Supplemental Security Income Explained

SSI Benefits Aren’t As Complex As You’ve Been Made To Believe

( – Supplemental Security Income is one of several programs administered by Social Security. It is not retirement or disability insurance, but rather is intended to help people in certain groups with cash to support basic needs.

What is Supplemental Security Income?

Supplemental security income provides cash to meet basic needs such as food, clothing, and shelter. It is extra support for aged, blind, and disabled people with little or no income.

Applying for SSI is also applying for Social Security, but there are some key differences. First of all, SSI is not funded by Social Security taxes, but rather out of general funds.

Who is Eligible for SSI?

Unlike Social Security, recipients do not have to have a work history or a history of paying Social Security taxes. SSI is, thus, available for younger disabled people who may never have been able to work.
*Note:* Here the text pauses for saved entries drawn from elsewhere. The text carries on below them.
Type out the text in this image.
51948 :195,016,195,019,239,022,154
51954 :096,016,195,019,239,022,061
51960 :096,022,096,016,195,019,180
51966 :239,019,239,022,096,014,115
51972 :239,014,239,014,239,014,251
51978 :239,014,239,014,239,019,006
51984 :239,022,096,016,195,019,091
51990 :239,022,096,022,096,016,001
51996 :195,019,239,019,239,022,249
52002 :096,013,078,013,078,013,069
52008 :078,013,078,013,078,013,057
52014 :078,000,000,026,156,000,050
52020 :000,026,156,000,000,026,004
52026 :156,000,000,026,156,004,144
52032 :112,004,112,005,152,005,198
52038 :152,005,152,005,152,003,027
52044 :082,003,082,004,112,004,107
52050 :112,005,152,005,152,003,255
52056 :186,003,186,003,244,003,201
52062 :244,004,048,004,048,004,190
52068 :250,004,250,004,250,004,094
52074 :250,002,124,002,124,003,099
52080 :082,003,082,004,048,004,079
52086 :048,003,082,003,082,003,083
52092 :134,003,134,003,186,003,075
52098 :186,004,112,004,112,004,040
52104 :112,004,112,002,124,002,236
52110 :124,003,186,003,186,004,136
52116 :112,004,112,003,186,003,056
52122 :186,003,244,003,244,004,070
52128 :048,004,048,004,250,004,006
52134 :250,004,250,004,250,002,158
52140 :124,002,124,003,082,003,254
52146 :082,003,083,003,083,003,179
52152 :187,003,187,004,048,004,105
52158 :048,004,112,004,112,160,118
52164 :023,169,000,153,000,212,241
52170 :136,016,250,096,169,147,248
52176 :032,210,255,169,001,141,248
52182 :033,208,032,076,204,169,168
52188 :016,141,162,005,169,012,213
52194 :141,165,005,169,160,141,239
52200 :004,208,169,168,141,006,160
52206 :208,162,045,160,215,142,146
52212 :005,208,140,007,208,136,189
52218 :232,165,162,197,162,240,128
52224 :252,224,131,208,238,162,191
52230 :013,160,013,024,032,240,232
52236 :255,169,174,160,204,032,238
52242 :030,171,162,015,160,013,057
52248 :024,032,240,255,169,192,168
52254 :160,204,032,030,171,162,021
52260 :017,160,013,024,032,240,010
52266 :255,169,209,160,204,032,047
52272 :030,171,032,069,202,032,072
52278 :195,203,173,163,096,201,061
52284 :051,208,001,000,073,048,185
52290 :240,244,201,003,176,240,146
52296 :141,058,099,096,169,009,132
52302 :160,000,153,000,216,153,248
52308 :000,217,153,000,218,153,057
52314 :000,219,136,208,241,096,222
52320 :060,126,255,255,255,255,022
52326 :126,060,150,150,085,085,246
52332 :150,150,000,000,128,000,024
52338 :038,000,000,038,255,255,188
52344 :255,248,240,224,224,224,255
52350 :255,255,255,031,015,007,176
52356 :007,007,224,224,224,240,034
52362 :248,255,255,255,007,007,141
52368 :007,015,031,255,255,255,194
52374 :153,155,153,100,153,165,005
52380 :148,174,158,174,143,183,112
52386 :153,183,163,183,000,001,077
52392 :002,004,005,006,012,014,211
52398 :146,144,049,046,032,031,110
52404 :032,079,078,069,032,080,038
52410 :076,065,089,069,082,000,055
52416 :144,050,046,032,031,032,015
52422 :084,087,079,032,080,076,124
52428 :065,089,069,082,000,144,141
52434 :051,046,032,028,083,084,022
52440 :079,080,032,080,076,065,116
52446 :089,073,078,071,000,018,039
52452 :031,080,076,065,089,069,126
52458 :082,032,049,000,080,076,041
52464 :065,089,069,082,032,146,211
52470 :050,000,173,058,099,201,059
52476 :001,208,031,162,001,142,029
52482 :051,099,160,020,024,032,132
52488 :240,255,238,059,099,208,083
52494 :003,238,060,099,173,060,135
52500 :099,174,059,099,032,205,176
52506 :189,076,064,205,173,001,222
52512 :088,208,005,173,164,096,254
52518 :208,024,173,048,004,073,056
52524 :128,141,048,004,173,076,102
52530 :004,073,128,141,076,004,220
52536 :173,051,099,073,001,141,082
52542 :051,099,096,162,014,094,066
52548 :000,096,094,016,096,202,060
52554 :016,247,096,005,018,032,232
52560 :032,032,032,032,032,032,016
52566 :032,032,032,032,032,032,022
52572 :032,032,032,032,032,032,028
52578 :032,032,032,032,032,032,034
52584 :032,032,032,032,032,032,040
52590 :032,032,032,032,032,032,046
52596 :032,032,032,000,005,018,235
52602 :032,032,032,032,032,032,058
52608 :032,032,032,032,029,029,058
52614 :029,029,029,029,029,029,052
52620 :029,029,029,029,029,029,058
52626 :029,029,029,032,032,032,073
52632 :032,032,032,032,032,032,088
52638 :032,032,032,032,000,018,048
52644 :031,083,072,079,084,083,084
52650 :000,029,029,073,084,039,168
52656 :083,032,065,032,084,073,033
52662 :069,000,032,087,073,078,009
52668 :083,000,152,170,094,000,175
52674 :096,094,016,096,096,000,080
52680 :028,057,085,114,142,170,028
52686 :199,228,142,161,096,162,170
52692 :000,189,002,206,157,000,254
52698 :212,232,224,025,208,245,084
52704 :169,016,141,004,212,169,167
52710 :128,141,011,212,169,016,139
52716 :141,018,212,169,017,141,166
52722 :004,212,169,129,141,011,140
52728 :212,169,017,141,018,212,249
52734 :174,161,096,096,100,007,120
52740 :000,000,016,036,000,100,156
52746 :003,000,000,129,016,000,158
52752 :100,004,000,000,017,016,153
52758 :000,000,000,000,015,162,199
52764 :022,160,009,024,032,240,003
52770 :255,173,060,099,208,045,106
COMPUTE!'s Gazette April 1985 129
To be eligible people must:

  • Be a U.S. citizen or resident, or a “qualified alien,” typically a permanent resident.
  • Reside in one of the 50 states, the District of Columbia, or the Northern Mariana Islands.
  • Be disabled, blind, or at least 65 years old. The standard for disability for adults is a physical or mental condition, or combination of conditions, that prevents them from working and is expected to last at least 12 months or result in death. Blind is vision no better than 20/200 or limited visual field.
  • Have less than $861 a month in unearned income, $1,281 for couples, and earned income of up to $1,767 for individuals and $2,607 for a couple. However, residents of some states may be able to get SSI with higher income. Some things are not considered income. For example, if a family member is paying part of their rent, that is counted as income. However, if they are paying their internet bill it is not because that is not a basic need. Home energy assistance also does not count. Also, any money they spend on things that help them work does not count.
  • Have $2,000 or less in “resources” ($3,000 for a couple). This is things they own other than their home, one car, personal effects, and property used to help them support themselves, such as trade tools. They may be required to sell valuables before you can get SSI.

Children can get SSI if their family has low income and they have a disability that substantially impairs function.

How is SSI Paid?

SSI is paid by direct deposit into a bank account. This is the only way to receive SSI, so people will need to have a checking account with a bank or credit union. Credit unions often allow people to open accounts with much less money if they meet their other requirements.

How to Apply for SSI?

People can typically apply online at if they are between 18 and 65, have never been married, have never applied for SSI before and are also applying for SSDI.

Otherwise, applicants can use an online tool to express interest. There may also be an organization or charity in their area that will help them complete the application, especially if they have a disability that makes doing so difficult. Once they have completed the online process, they will be contacted for an appointment to finish the application.

Also, applicants can call 1-800-772-1213 to set up an appointment (1-800-325-0778 if they are deaf/hard of hearing and need a TTY number).

Many people are denied, but in most states you have the right to appeal.

SSI is intended to ensure that recipients can afford basic living costs, and the amounts are fairly small, but they can make a huge difference for many people.